Büffeln am Nachmittag - Eltern investieren viel in Nachhilfe
Hameln/dpa. - Angestrengt lösen die fünf Siebtklässler die Rechenaufgaben an der Tafel. Ein leises Stöhnen geht durch den Raum - nach sieben Stunden Unterricht wird in der privaten Nachhilfeschule «Studienkreis» in Hameln weitergebüffelt: Nachhilfe ist gefragt wie nie.
Elf ausgebildete Lehrer, noch aktiv oder bereits pensioniert, helfen in der Zweigstelle in Südniedersachsen Kindern und Jugendlichen bei Klausurvorbereitungen, Problemfächern oder den Hausaufgaben. Selbst Grundschüler nehmen vermehrt die Unterstützung am Nachmittag in Anspruch.

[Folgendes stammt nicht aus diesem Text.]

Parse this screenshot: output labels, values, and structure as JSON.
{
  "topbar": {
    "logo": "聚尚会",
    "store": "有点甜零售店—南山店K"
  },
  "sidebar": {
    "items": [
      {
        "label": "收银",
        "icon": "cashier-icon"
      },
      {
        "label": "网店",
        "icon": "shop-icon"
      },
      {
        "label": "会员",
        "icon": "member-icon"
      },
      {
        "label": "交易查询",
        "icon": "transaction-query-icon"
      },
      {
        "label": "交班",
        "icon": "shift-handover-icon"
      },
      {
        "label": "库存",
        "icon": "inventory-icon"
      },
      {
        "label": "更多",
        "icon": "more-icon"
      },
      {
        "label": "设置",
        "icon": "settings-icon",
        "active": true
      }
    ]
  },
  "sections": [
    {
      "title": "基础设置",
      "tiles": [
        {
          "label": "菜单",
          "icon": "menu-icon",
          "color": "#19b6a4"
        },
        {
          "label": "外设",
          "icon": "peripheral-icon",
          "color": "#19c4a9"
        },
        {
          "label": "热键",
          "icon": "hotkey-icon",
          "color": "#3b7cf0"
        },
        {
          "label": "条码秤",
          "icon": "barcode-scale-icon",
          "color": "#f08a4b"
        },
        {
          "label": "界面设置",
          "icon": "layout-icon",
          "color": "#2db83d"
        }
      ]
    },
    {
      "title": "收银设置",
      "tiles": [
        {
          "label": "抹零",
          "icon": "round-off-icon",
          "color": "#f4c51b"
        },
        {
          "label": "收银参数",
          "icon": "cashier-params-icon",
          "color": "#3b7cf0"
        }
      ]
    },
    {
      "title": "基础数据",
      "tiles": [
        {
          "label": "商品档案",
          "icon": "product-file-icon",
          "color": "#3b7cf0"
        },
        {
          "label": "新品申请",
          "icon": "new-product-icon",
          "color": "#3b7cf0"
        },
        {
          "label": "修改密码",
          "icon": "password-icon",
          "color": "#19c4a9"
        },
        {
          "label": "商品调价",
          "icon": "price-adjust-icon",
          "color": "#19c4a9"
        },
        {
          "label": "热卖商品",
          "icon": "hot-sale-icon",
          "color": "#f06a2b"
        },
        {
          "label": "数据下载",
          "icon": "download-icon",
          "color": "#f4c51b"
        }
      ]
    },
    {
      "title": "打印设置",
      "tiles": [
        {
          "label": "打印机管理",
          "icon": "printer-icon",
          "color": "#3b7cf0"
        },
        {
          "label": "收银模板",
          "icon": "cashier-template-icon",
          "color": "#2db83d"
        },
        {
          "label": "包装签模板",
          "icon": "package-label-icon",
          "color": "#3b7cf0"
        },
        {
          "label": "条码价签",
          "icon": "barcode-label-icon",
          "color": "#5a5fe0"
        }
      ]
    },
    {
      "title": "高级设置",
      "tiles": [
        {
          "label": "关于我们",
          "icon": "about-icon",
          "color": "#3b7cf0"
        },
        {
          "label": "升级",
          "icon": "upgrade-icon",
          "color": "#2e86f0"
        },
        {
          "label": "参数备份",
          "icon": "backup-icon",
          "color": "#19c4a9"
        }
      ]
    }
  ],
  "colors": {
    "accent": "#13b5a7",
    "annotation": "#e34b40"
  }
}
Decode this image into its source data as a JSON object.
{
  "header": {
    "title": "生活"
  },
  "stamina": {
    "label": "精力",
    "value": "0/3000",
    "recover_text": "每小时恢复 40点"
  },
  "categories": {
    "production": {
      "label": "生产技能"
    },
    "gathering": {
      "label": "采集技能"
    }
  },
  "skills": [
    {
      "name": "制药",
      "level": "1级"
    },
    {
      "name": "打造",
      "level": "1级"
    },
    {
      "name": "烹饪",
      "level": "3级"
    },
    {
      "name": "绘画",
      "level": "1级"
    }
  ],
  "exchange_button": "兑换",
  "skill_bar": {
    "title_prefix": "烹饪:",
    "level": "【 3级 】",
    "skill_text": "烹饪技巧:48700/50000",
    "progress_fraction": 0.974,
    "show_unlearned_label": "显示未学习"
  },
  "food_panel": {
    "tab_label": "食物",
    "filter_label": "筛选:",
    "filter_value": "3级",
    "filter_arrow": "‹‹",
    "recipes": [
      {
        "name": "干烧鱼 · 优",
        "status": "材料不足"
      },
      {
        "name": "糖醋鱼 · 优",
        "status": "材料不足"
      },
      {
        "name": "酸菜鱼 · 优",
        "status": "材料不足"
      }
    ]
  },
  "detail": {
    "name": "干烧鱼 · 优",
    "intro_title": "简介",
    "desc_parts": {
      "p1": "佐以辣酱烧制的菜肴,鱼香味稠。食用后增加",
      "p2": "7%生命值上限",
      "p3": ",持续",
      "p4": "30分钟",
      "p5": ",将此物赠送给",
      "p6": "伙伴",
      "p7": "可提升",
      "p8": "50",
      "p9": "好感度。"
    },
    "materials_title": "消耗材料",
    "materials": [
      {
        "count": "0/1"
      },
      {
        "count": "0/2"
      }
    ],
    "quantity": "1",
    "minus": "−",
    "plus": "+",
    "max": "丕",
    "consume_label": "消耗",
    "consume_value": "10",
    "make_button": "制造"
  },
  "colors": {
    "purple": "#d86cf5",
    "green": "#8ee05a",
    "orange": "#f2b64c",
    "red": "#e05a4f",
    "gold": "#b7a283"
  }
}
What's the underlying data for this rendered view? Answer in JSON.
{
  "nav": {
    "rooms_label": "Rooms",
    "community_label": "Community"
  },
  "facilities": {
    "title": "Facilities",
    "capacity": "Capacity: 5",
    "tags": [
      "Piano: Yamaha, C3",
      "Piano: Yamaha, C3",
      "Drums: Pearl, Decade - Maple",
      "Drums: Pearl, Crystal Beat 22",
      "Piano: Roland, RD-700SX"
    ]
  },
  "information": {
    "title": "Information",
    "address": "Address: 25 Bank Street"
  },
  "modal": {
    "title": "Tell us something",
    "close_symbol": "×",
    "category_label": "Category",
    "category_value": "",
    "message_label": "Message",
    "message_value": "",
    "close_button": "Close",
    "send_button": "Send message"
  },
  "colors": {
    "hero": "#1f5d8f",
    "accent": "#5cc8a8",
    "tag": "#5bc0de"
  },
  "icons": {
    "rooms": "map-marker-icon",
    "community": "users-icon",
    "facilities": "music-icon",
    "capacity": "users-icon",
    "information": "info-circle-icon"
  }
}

Rund 930 000 Schüler in Deutschland erhalten laut Bundesverband Nachhilfe- und Nachmittagsschulen (VNN) Nachhilfeunterricht. Davon besuchen circa 300 000 Kinder private Bildungs-Einrichtungen, der Rest lässt sich privat von Lehrern, älteren Schülern oder Studenten helfen. Dagmar Gabcke, die Leiterin des «Studienkreises» in Hameln, sieht als Grund für die stete Nachfrage: «Die Arbeitsmarktsituation macht vielen Eltern Angst - und zwar zu Recht. Sie wollen ihr Kind unterstützen, können das aber oftmals gar nicht selbst leisten.»
Richard Lauenstein, Sprecher der Gewerkschaft Erziehung und Wissenschaft (GEW), macht den Staat mitverantwortlich: «Die Politik hat einfach Jahre in Kauf genommen, dass die öffentlichen Einrichtungen nicht so effizient sind, wie sie sein sollten.» Die Verhältnisse seien so, dass gerade Schüler, die mehr Förderung und Unterstützung benötigen, diese in der Schule nicht bekommen.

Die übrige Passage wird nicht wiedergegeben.